The chief of the Jerusalem District Police Moshe Edry reportedly claimed police did not have concrete intelligence that Schlissel was in the area at the time of the parade, even though Schlissel's appearance is almost identical to what it was in 2005 and he made no attempt to disguise his appearance.
"We were prepared for every scenario, but our perimeter was breached. This is a severe, difficult incident, which requires us to investigate to find out what fault cause this breach," Edry said.
After the 2005 knife attack against the parade that injured four people, Schlissel – who was caught redhanded then just as he was this year – was convicted of attempted murder and aggravated assault. He was given the supposedly “heavy” sentence of 12 years in prison – only 3 years for each attempted murder.

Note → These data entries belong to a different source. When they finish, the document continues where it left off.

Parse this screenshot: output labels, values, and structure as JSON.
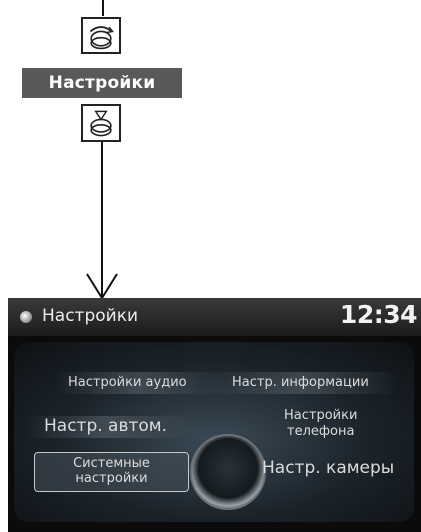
{
  "diagram": {
    "top_icon": "knob-rotate-icon",
    "label": "Настройки",
    "press_icon": "knob-press-icon"
  },
  "screen": {
    "title": "Настройки",
    "title_icon": "settings-gear-icon",
    "clock": "12:34",
    "menu": {
      "audio_settings": "Настройки аудио",
      "info_settings": "Настр. информации",
      "vehicle_settings": "Настр. автом.",
      "phone_settings_line1": "Настройки",
      "phone_settings_line2": "телефона",
      "system_settings_line1": "Системные",
      "system_settings_line2": "настройки",
      "camera_settings": "Настр. камеры"
    },
    "selected_item": "system_settings"
  }
}
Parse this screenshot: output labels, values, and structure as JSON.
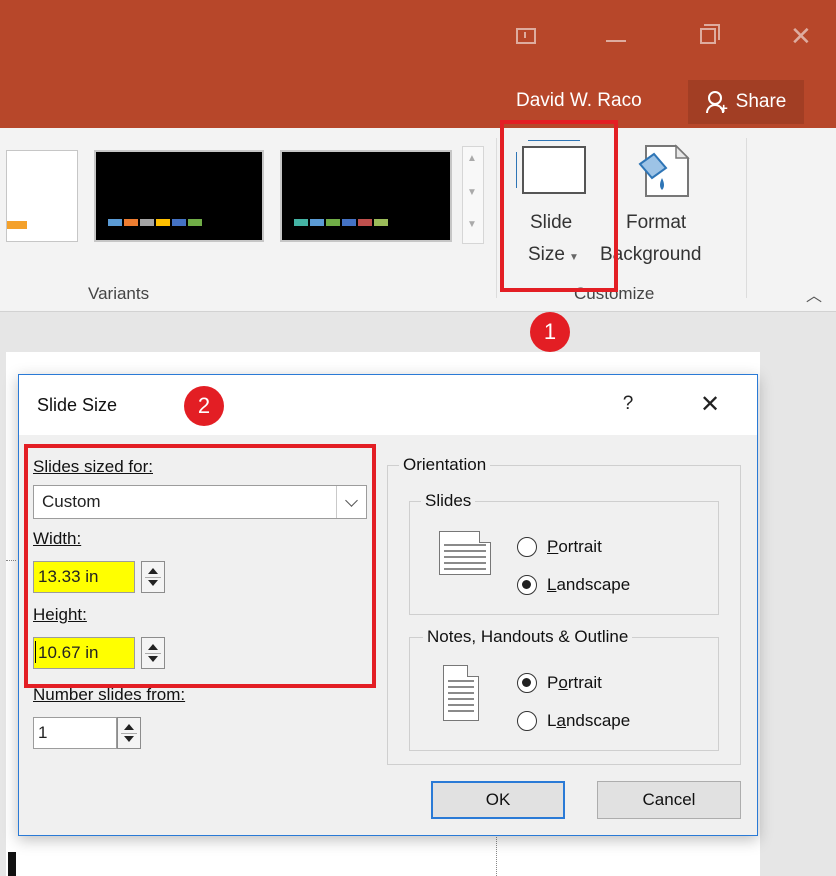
{
  "window": {
    "user_name": "David W. Raco",
    "share_label": "Share"
  },
  "ribbon": {
    "variants_label": "Variants",
    "slide_size_line1": "Slide",
    "slide_size_line2": "Size",
    "format_bg_line1": "Format",
    "format_bg_line2": "Background",
    "customize_label": "Customize",
    "swatch_colors_v1": [
      "#5b9bd5",
      "#ed7d31",
      "#a5a5a5",
      "#ffc000",
      "#4472c4",
      "#70ad47"
    ],
    "swatch_colors_v2": [
      "#44b3a4",
      "#5b9bd5",
      "#70ad47",
      "#4472c4",
      "#c0504d",
      "#9bbb59"
    ]
  },
  "callouts": {
    "one": "1",
    "two": "2",
    "color": "#e31e24"
  },
  "dialog": {
    "title": "Slide Size",
    "help": "?",
    "close": "✕",
    "slides_sized_for_label": "Slides sized for:",
    "slides_sized_for_value": "Custom",
    "width_label": "Width:",
    "width_value": "13.33 in",
    "height_label": "Height:",
    "height_value": "10.67 in",
    "number_slides_label": "Number slides from:",
    "number_slides_value": "1",
    "orientation_label": "Orientation",
    "slides_group_label": "Slides",
    "slides_portrait": "Portrait",
    "slides_landscape": "Landscape",
    "slides_selected": "Landscape",
    "notes_group_label": "Notes, Handouts & Outline",
    "notes_portrait": "Portrait",
    "notes_landscape": "Landscape",
    "notes_selected": "Portrait",
    "ok_label": "OK",
    "cancel_label": "Cancel"
  }
}
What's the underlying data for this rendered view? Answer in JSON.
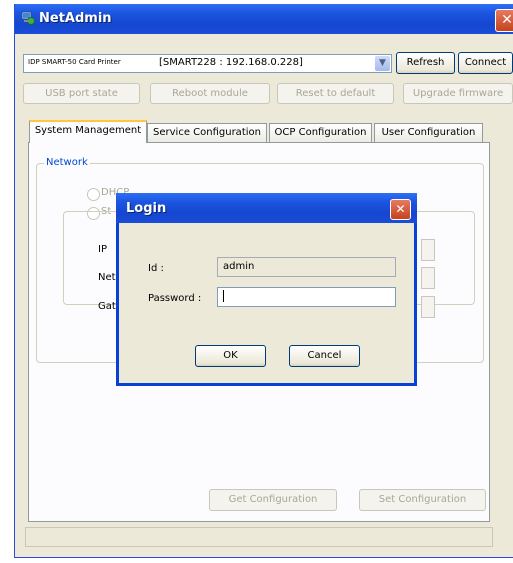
{
  "window": {
    "title": "NetAdmin",
    "icon": "network-computer-icon",
    "close_glyph": "✕"
  },
  "device": {
    "name": "IDP SMART-50 Card Printer",
    "address": "[SMART228 : 192.168.0.228]",
    "dropdown_glyph": "▼"
  },
  "toolbar": {
    "refresh_label": "Refresh",
    "connect_label": "Connect"
  },
  "actions": {
    "usb_label": "USB port state",
    "reboot_label": "Reboot module",
    "reset_label": "Reset to default",
    "upgrade_label": "Upgrade firmware"
  },
  "tabs": [
    {
      "label": "System Management",
      "active": true
    },
    {
      "label": "Service Configuration",
      "active": false
    },
    {
      "label": "OCP Configuration",
      "active": false
    },
    {
      "label": "User Configuration",
      "active": false
    }
  ],
  "network": {
    "legend": "Network",
    "dhcp_label": "DHCP",
    "static_label": "St",
    "ip_label": "IP",
    "netmask_label": "Net",
    "gateway_label": "Gat"
  },
  "bottom": {
    "get_label": "Get Configuration",
    "set_label": "Set Configuration"
  },
  "login": {
    "title": "Login",
    "close_glyph": "✕",
    "id_label": "Id :",
    "id_value": "admin",
    "password_label": "Password :",
    "password_value": "",
    "ok_label": "OK",
    "cancel_label": "Cancel"
  },
  "colors": {
    "title_blue": "#1546cf",
    "face": "#ece9d8",
    "tab_highlight": "#ffc83c",
    "legend_blue": "#0046d5",
    "close_red": "#d6492b"
  }
}
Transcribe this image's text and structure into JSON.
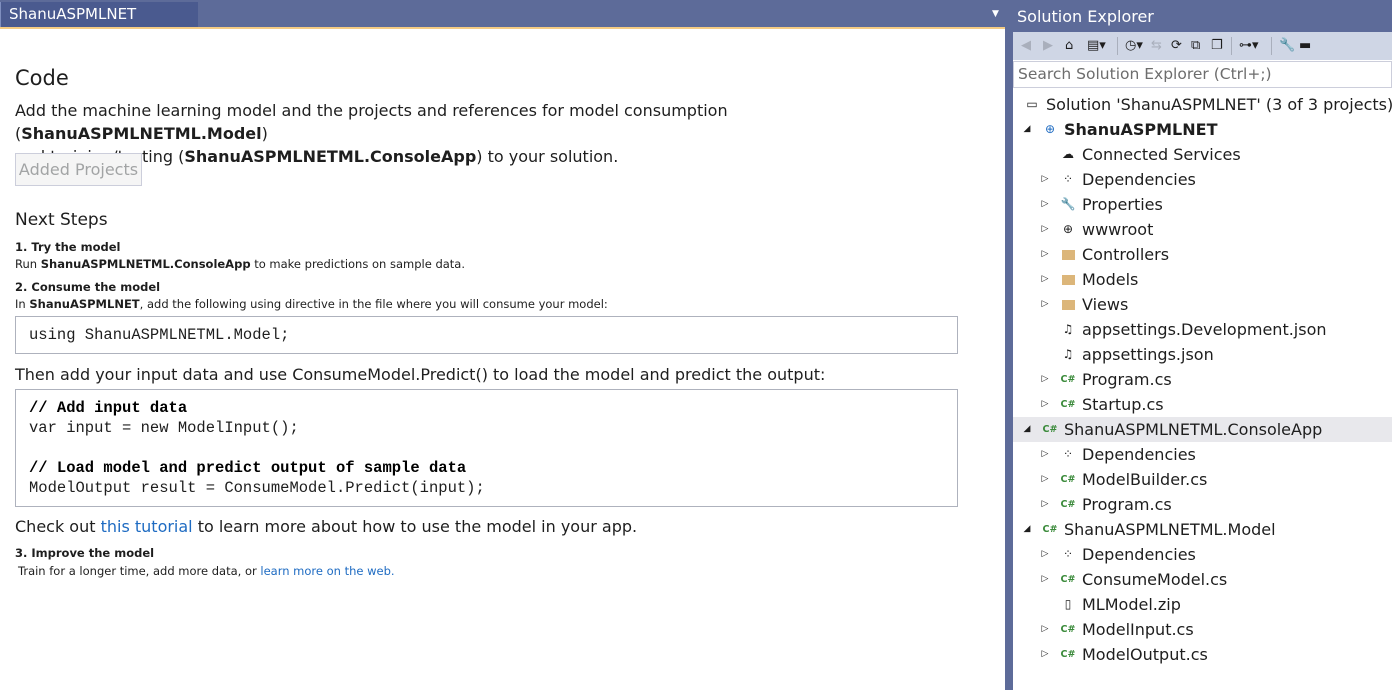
{
  "doc_tab": {
    "title": "ShanuASPMLNET"
  },
  "code_section": {
    "heading": "Code",
    "intro_1": "Add the machine learning model and the projects and references for model consumption (",
    "model_project": "ShanuASPMLNETML.Model",
    "intro_2": ")",
    "intro_3": "and training/testing (",
    "console_project": "ShanuASPMLNETML.ConsoleApp",
    "intro_4": ") to your solution.",
    "added_button": "Added Projects"
  },
  "next_steps": {
    "heading": "Next Steps",
    "step1_title": "1. Try the model",
    "step1_pre": "Run ",
    "step1_bold": "ShanuASPMLNETML.ConsoleApp",
    "step1_post": " to make predictions on sample data.",
    "step2_title": "2. Consume the model",
    "step2_pre": "In ",
    "step2_bold": "ShanuASPMLNET",
    "step2_post": ", add the following using directive in the file where you will consume your model:",
    "using_code": "using ShanuASPMLNETML.Model;",
    "then_text": "Then add your input data and use ConsumeModel.Predict() to load the model and predict the output:",
    "code_lines": [
      "// Add input data",
      "var input = new ModelInput();",
      "",
      "// Load model and predict output of sample data",
      "ModelOutput result = ConsumeModel.Predict(input);"
    ],
    "checkout_pre": "Check out ",
    "checkout_link": "this tutorial",
    "checkout_post": " to learn more about how to use the model in your app.",
    "step3_title": "3. Improve the model",
    "step3_pre": "Train for a longer time, add more data, or ",
    "step3_link": "learn more on the web."
  },
  "solution_explorer": {
    "title": "Solution Explorer",
    "search_placeholder": "Search Solution Explorer (Ctrl+;)",
    "tree": [
      {
        "label": "Solution 'ShanuASPMLNET' (3 of 3 projects)",
        "icon": "solution-icon"
      },
      {
        "label": "ShanuASPMLNET",
        "icon": "web-project-icon"
      },
      {
        "label": "Connected Services",
        "icon": "connected-services-icon"
      },
      {
        "label": "Dependencies",
        "icon": "dependencies-icon"
      },
      {
        "label": "Properties",
        "icon": "wrench-icon"
      },
      {
        "label": "wwwroot",
        "icon": "globe-icon"
      },
      {
        "label": "Controllers",
        "icon": "folder-icon"
      },
      {
        "label": "Models",
        "icon": "folder-icon"
      },
      {
        "label": "Views",
        "icon": "folder-icon"
      },
      {
        "label": "appsettings.Development.json",
        "icon": "json-file-icon"
      },
      {
        "label": "appsettings.json",
        "icon": "json-file-icon"
      },
      {
        "label": "Program.cs",
        "icon": "csharp-file-icon"
      },
      {
        "label": "Startup.cs",
        "icon": "csharp-file-icon"
      },
      {
        "label": "ShanuASPMLNETML.ConsoleApp",
        "icon": "csharp-project-icon"
      },
      {
        "label": "Dependencies",
        "icon": "dependencies-icon"
      },
      {
        "label": "ModelBuilder.cs",
        "icon": "csharp-file-icon"
      },
      {
        "label": "Program.cs",
        "icon": "csharp-file-icon"
      },
      {
        "label": "ShanuASPMLNETML.Model",
        "icon": "csharp-project-icon"
      },
      {
        "label": "Dependencies",
        "icon": "dependencies-icon"
      },
      {
        "label": "ConsumeModel.cs",
        "icon": "csharp-file-icon"
      },
      {
        "label": "MLModel.zip",
        "icon": "file-icon"
      },
      {
        "label": "ModelInput.cs",
        "icon": "csharp-file-icon"
      },
      {
        "label": "ModelOutput.cs",
        "icon": "csharp-file-icon"
      }
    ]
  },
  "colors": {
    "chrome": "#5d6b99",
    "accent": "#f5cc84",
    "link": "#1e6bc2"
  }
}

But Schlissel appealed that “heavy” sentence to Israel’s Supreme Court in 2007. It found in Schlissel’s favor and reduced his sentence to 10 years – 2-1/2 years for each attempted murder.
When he was released from prison three weeks ago, Schlissel reportedly went home to the West Bank haredi settlement of Modi’in Ilit and began writing and distributing handwritten letters and pamphlets calling on "all Jews faithful to God" to risk potential "beatings and imprisonment" and act to prevent the upcoming Gay Pride Parade from taking place. He also gave an interview to small haredi radio station echoing the same call to violence.
Haredi social media groups lit up with warnings that Schlissel would attack this year’s parade, and as the day of the parade approached, the online chatter – some in support of Schlissel – allegedly grew.
Israel Police, however, says it noticed none of this.
Yesterday after the six Gay Pride marchers were stabbed, the Judea and Samaria Police District (the unit of the Israel Police responsible for policing most Jewish settlements on the West Bank, including Schlissel’s Modi’in Ilit) said it was not supposed to monitor Schlissel after his release from prison because the crime Schlissel committed in 2005 was committed in Jerusalem, which is covered by another police district. That Schlissel lives in Modi’in Ilit in the Judea and Samaria Police District’s jurisdiction is not relevant.
So far, no government minister has publicly reprimanded the Israel Police for its clear failures in this case – which again points to a lack of seriousness of this government to equally enforce the law. Israel's public security minister did, however, order an investigation.
Nonetheless, at today’s court hearing, Schlissel said he refused to accept the jurisdiction or validity of the court.
"I do not accept this court's authority. This court does not follow the rules of the holy Torah. This court is part of the mechanism of evil. I have no interest in cooperating at all. I do not recognize any of the regime's institutions,” Schlissel reportedly said.
Four of Schlissel’s victims from yesterday’s attack are still hospitalized. One of them, a 17-year-old girl, is still in critical condition with deep puncture chest and shoulder wounds. She was transferred today from Shaare Zedek Medical Center in Jerusalem to a specialized critical care unit at Hadassah Medical Center that deals with cardiac neurological trauma.
While a few haredi rabbis whose jobs involve interaction with the wider non-haredi public have openly condemned the stabbings, Schlissel's own rabbis have not.